Hillary Clinton goaded her Republican rival with a video Monday that mocked his push for more secretive military communications amid a spate of high-profile cybersecurity breaches.
At a rally in Colorado Springs, Colo., last week, Donald Trump argued the military could safeguard its planned operations by putting them on paper rather than digitizing them.
"Everybody's being hacked," Trump said on Friday. "Let's not send it over the wires so everybody's probably reading it."
"I like the old days, especially for the military and things like that," Trump said. "You want to attack or you want to do something, it's called [a] 'courier.'"

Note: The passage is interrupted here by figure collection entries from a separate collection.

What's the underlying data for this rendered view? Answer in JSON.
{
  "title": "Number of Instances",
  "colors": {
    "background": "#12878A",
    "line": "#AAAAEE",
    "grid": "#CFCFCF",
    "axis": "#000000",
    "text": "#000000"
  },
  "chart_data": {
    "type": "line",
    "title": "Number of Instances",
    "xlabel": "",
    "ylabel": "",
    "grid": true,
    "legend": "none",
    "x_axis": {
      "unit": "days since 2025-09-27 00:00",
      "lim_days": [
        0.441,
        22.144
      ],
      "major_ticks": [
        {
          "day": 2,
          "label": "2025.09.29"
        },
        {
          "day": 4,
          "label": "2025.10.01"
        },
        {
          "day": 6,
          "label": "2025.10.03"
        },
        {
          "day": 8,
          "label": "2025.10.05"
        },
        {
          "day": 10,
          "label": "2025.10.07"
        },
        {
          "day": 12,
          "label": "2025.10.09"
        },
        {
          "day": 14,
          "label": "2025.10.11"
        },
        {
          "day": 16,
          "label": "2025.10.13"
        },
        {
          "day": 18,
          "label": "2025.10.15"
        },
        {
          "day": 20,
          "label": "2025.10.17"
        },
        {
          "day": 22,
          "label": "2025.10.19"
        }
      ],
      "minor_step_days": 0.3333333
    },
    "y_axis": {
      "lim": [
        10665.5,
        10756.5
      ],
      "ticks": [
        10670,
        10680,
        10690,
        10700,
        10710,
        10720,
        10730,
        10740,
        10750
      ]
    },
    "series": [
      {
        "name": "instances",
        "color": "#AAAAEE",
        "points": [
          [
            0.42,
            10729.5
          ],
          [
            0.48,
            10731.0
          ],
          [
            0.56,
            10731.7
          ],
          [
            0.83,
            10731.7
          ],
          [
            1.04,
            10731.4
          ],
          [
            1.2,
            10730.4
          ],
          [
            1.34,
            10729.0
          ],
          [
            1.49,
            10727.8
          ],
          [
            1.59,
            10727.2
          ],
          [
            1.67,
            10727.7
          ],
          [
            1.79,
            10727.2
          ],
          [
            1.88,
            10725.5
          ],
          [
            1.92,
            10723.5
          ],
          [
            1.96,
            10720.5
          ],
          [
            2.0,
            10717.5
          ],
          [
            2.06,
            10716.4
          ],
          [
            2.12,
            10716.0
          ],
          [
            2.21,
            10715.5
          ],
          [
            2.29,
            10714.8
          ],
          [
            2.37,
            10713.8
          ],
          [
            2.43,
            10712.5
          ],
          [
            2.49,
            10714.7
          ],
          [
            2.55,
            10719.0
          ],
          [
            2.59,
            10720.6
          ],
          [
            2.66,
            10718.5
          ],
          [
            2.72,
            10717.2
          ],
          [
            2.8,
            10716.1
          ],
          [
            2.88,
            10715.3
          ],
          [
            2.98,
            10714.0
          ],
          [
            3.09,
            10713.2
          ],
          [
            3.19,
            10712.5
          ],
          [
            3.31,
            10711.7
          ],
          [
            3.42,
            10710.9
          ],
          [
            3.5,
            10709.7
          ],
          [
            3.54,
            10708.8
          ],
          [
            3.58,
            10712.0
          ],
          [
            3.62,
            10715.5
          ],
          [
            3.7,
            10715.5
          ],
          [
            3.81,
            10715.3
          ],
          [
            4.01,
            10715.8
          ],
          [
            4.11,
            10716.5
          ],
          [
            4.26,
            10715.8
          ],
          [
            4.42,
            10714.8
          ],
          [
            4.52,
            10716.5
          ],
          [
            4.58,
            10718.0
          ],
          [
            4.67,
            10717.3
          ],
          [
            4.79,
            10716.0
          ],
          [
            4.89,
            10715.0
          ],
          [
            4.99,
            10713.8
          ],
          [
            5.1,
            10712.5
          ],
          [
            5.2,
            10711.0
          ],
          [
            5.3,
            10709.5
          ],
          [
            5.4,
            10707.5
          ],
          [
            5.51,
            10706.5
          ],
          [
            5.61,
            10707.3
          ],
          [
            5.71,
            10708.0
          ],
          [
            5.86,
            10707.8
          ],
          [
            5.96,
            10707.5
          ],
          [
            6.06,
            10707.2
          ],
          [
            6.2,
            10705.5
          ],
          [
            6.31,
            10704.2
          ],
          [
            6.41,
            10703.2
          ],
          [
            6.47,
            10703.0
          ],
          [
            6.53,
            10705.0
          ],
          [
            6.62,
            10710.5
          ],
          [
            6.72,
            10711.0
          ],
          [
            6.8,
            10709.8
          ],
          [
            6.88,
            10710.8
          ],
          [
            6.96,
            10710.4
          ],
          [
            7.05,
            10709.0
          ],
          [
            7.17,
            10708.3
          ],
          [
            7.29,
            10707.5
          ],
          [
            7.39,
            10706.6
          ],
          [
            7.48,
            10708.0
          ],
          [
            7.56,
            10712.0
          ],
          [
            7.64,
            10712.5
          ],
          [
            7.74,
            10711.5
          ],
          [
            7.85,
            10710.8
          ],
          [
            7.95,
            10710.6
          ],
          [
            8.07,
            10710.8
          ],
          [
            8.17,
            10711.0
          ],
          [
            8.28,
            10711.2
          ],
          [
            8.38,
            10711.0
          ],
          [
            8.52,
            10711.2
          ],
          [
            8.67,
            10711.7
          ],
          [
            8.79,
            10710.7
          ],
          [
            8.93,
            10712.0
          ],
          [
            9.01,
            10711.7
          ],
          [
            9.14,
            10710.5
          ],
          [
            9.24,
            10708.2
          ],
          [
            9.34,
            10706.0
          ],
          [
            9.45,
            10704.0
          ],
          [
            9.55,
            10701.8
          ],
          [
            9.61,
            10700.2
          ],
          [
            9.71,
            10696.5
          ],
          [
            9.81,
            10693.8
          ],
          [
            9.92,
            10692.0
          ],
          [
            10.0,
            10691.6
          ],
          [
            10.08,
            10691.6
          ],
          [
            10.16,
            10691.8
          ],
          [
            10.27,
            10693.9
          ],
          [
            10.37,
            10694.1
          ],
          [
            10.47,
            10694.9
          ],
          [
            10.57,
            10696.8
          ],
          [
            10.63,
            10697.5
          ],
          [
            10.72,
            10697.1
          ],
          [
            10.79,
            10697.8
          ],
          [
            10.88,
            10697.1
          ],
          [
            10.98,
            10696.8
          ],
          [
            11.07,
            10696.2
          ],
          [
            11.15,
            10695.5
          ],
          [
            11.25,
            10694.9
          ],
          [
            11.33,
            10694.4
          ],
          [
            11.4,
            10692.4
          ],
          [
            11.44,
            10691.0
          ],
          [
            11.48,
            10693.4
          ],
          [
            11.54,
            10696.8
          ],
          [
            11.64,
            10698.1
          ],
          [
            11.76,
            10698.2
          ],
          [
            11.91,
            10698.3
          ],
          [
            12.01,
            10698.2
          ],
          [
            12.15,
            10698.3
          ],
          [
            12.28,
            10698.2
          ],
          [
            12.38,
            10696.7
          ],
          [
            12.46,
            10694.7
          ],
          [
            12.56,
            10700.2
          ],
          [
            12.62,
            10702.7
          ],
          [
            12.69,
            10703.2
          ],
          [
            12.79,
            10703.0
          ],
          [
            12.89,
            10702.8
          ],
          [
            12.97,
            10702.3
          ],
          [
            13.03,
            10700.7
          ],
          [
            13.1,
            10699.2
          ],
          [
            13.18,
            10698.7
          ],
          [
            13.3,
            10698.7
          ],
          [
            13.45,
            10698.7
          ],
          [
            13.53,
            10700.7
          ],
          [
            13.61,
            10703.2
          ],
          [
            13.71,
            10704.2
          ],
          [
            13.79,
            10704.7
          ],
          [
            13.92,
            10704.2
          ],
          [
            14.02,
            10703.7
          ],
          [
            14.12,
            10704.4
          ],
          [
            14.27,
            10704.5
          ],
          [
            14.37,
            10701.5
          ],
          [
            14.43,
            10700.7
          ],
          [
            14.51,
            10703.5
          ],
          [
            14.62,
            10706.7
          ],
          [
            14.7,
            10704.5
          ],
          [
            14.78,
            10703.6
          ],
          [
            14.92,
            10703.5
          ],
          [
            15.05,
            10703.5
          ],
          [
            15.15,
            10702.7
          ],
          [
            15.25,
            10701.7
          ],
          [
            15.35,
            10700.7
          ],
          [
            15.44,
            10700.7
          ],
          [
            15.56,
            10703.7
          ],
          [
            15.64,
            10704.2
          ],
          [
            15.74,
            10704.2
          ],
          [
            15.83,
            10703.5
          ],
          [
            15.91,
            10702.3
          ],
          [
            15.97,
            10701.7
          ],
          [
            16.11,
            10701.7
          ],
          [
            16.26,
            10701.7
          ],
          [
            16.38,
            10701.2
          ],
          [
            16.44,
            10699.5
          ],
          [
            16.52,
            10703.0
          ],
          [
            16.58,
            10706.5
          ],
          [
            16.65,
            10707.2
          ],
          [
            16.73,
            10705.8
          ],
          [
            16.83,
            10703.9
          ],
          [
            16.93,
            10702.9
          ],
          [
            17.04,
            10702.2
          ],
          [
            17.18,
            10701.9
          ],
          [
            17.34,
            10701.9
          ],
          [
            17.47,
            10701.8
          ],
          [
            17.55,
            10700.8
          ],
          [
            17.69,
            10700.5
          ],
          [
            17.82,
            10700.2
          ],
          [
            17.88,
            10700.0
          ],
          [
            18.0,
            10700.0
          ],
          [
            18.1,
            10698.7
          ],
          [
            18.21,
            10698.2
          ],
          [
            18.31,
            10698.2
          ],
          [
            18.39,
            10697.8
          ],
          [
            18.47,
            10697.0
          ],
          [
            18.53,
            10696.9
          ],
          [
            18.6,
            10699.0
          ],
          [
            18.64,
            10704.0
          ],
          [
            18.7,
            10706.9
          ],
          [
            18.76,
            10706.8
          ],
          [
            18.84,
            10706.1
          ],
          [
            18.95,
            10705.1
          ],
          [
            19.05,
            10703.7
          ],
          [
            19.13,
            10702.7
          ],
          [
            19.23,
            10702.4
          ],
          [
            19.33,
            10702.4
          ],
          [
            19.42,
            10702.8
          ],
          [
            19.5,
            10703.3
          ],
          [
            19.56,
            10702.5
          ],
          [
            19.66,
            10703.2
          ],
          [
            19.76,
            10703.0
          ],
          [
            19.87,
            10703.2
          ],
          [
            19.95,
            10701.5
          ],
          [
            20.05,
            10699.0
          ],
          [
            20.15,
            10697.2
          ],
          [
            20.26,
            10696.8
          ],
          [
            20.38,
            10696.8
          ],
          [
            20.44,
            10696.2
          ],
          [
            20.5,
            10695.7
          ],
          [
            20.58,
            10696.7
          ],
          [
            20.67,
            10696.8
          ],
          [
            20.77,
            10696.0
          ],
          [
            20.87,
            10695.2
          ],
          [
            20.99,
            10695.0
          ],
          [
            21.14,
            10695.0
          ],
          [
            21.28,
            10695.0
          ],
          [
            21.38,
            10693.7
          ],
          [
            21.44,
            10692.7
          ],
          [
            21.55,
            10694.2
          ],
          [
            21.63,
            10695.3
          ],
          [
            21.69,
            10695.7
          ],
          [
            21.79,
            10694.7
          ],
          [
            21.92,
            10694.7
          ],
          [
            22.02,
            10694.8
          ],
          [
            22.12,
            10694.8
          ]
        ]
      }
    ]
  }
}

"It's called, 'Let's put it on a thing, put it in an envelope and let's hand it to the general,'" he added, pantomiming the act of writing words on a notepad.
Clinton's decision to joke that Trump should use "carrier pigeons" to transmit classified information raised eyebrows given her own struggle with the proper treatment of sensitive material.
FBI Director James Comey's announcement on July 5 that Clinton had demonstrated "extreme carelessness" in her transmission of classified emails as secretary of state underscored one of the biggest weaknesses of her candidacy: the voters' lack of trust in her ethics.
Her social media joke came amid an FBI investigation into hacks of the Democratic National Committee, the Democratic Congressional Campaign Committee and her own campaign.